Why credibility matters more than ambition.

Greenwashing isn't just about bad optics. It's a coordination failure. When misleading claims go undetected, firms investing in real decarbonization end up at a competitive disadvantage. Capital flows toward narrative sophistication instead of operational substance.

Quantifying greenwashing risk helps restore that signal. This model doesn't judge environmental impact directly; it measures whether sustainability claims are credible. That distinction matters. Credibility is the prerequisite that allows you to meaningfully assess ambition, performance, and impact in the first place.

More broadly, this approach aligns sustainability analysis with how other risks are already managed. Credit failures, compliance violations, operational incidents: we track those as events, weight them by severity, adjust for persistence, monitor them over time, and express them as quantitative scores. Applying the same mathematical logic to greenwashing brings ESG analysis closer to established risk management practice without relying on opaque ratings or inflated moral claims.

Building systems that demand more than good stories!!

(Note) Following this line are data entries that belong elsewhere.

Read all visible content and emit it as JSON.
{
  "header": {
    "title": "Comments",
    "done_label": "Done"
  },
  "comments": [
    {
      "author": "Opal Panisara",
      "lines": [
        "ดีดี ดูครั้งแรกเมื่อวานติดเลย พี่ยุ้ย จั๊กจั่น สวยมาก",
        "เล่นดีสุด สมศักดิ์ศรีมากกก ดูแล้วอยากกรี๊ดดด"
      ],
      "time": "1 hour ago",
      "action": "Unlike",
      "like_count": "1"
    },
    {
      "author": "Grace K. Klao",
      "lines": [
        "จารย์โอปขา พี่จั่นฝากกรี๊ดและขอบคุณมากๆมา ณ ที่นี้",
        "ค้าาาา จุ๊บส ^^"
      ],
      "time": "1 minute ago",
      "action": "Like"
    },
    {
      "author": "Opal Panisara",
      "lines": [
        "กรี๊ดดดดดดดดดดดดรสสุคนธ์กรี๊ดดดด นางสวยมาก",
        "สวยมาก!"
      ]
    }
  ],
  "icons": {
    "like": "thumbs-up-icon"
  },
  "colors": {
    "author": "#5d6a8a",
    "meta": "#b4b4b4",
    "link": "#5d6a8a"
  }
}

The goal here isn't to produce a perfect score. It's to make greenwashing risk measurable and comparable: to give investors, analysts, and regulators a quantitative tool that treats credibility gaps with the same analytical rigor we apply to balance sheet risk.

In a climate-constrained world, sustainability narratives need to be more than compelling—they need to be trustworthy. Overcoming greenwashing is a necessary step toward aligning corporate behavior, regulatory oversight, and capital allocation with the scale and urgency of the climate challenge.

This model is one way to start: by treating credibility not as an afterthought, but as a quantifiable risk that can be measured, tracked, and incorporated into the decisions that actually move capital.